カナエール 2014の振り返り – 実行委員長 林 恵子 – カナエール報告書より

2014年度 カナエール報告書より、カナエール東京・横浜2014 実行委員長 / NPO法人ブリッジフォースマイル代表 林恵子のカナエール 2014の振り返りを掲載させていただきます。報告書では収支を含む、昨年の東京・横浜に関するプログラムの内容、データや、振り返りなどを記載しております。合わせてご参照ください。

カナエール 2015 夢スピーチコンテストの開催も1ヶ月に迫りました。ご来場のご参考にもしていただけると幸いです。


 カナエールは児童養護施設を退所した後、大学や専門学校へ進学する子どもたちを支援する奨学金プログラムです。親を頼れない退所者たちは、経済的な厳しさから大学等へ進学を自由に選択することができません。そのため、「どうせ自分なんて・・・。」「どうせ努力したって無駄。」と希望を失い、目標を持てない子どもたちが少なくありません。カナエールは、大学等への進学の道を拓き、「希望格差」を解消することをめざしています。

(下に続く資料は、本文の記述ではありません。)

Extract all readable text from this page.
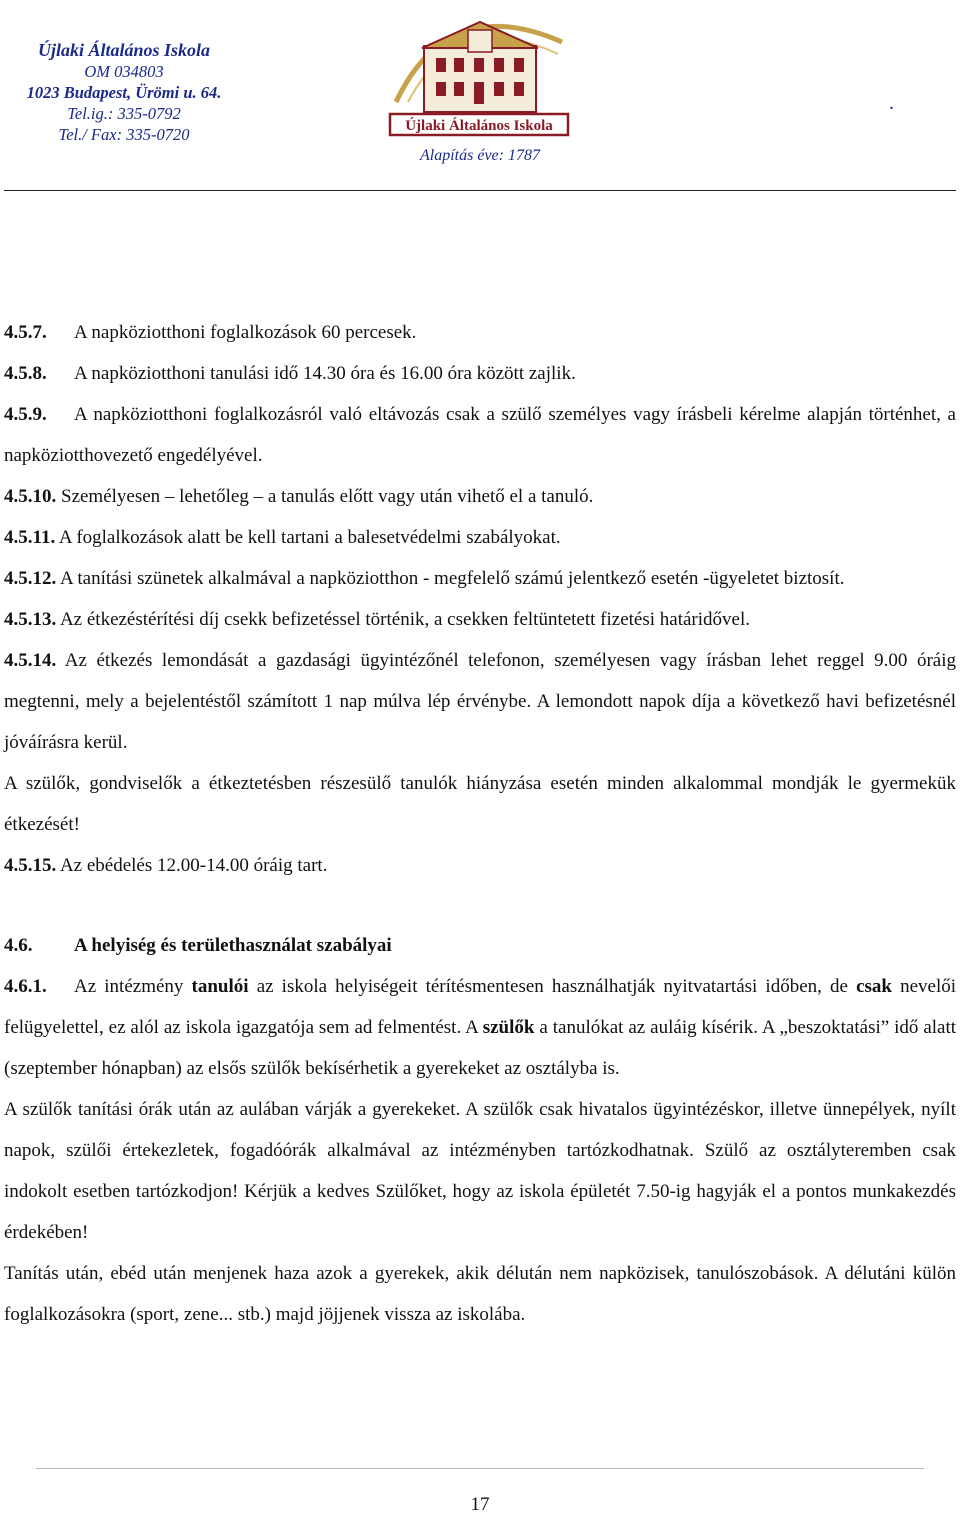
Újlaki Általános Iskola
OM 034803
1023 Budapest, Ürömi u. 64.
Tel.ig.: 335-0792
Tel./ Fax: 335-0720	Újlaki Általános Iskola
Alapítás éve: 1787
.
4.5.7.	A napköziotthoni foglalkozások 60 percesek.
4.5.8.	A napköziotthoni tanulási idő 14.30 óra és 16.00 óra között zajlik.

4.5.9. A napköziotthoni foglalkozásról való eltávozás csak a szülő személyes vagy írásbeli kérelme alapján történhet, a napköziotthovezető engedélyével.

4.5.10. Személyesen – lehetőleg – a tanulás előtt vagy után vihető el a tanuló.

4.5.11. A foglalkozások alatt be kell tartani a balesetvédelmi szabályokat.

4.5.12. A tanítási szünetek alkalmával a napköziotthon - megfelelő számú jelentkező esetén -ügyeletet biztosít.

4.5.13. Az étkezéstérítési díj csekk befizetéssel történik, a csekken feltüntetett fizetési határidővel.

4.5.14. Az étkezés lemondását a gazdasági ügyintézőnél telefonon, személyesen vagy írásban lehet reggel 9.00 óráig megtenni, mely a bejelentéstől számított 1 nap múlva lép érvénybe. A lemondott napok díja a következő havi befizetésnél jóváírásra kerül.

A szülők, gondviselők a étkeztetésben részesülő tanulók hiányzása esetén minden alkalommal mondják le gyermekük étkezését!

4.5.15. Az ebédelés 12.00-14.00 óráig tart.

4.6.	A helyiség és területhasználat szabályai

4.6.1. Az intézmény tanulói az iskola helyiségeit térítésmentesen használhatják nyitvatartási időben, de csak nevelői felügyelettel, ez alól az iskola igazgatója sem ad felmentést. A szülők a tanulókat az auláig kísérik. A „beszoktatási” idő alatt (szeptember hónapban) az elsős szülők bekísérhetik a gyerekeket az osztályba is.

A szülők tanítási órák után az aulában várják a gyerekeket. A szülők csak hivatalos ügyintézéskor, illetve ünnepélyek, nyílt napok, szülői értekezletek, fogadóórák alkalmával az intézményben tartózkodhatnak. Szülő az osztályteremben csak indokolt esetben tartózkodjon! Kérjük a kedves Szülőket, hogy az iskola épületét 7.50-ig hagyják el a pontos munkakezdés érdekében!

Tanítás után, ebéd után menjenek haza azok a gyerekek, akik délután nem napközisek, tanulószobások. A délutáni külön foglalkozásokra (sport, zene... stb.) majd jöjjenek vissza az iskolába.

17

カナエールの特長は、コンテストで自らの夢をスピーチすることを奨学金給付の条件としていることです。コンテストは、奨学金を寄付してくださる支援者の方に直接奨学生の思いを聞いていただく機会とするとともに、奨学生(カナエルンジャー)たちにも自覚と成長を促す機会となります。一人たった5分間のスピーチと3分間の映像を作るために、サポートするボランティア3人とチームを組み、4か月間かけて準備します。実行委員会は、コンテスト当日を迎えるまでの企画運営を担います。さらに寄付者や協賛企業の資金提供、著名な方々によるプロモーション協力、施設職員による後押しやフォローなど、様々な立場の方が多様な形でご協力くださっているおかげで、このプログラムは成り立っています。「費用対効果」の観点から言えば、時間と労力のかかる効率の悪いプログラムになるかもしれません。しかしこの活動は、「夢」、「希望」、「意欲」、「達成感」、「思いやり」、「愛情」など、カナエールを支えてくださっている皆様のあたたかいエネルギーで満たされていると感じます。奨学生カナエルンジャーたちは、そのような安心できる環境の中で思い切って挑戦でき、逆境にもあきらめず努力を続けていくことができるのではないでしょうか。そして、夢を叶えイキイキと活躍する先輩の姿は、施設にいる子どもたちにとってロールモデルとなります。こうしてカナエールは、“希望のバトン”をつないでいきます

プログラムは2011年に始まり、今年4回目を開催することができました。さらに今年は、東京だけでなく、横浜と福岡でのコンテスト三ヶ所開催が実現しました。全国にこの仕組みを広げていくことを目標にしていましたので、大きく前進した年となりました。

一方で、カナエール開始以来初めての残念なこともありました。今年選ばれた奨学生カナエルンジャーは25名でしたが、そのうち1名をコンテストに出場させないという決断をいたしました。つまり奨学金を支給しないということです。活動への参加姿勢がカナエールが求めるレベルに達していない、カナエールでは卒業まで支援し続けることが難しいと判断しました。

カナエールは、万能ではありません。奨学金も必要な金額に対して、ほんの一部にしかなりません。施設退所者たちが立ち向かう困難に対して、私たち大人ができることは本当にわずかです。それでも、子どもたちの可能性を信じて大人たちが行動しなければ、子どもたちの未来は変わりません。共感していただき、応援してくださる皆様と一緒に、これからも一歩ずつ、前に進んでまいります。

これからもカナエルンジャーたちとカナエールをよろしくお願いします。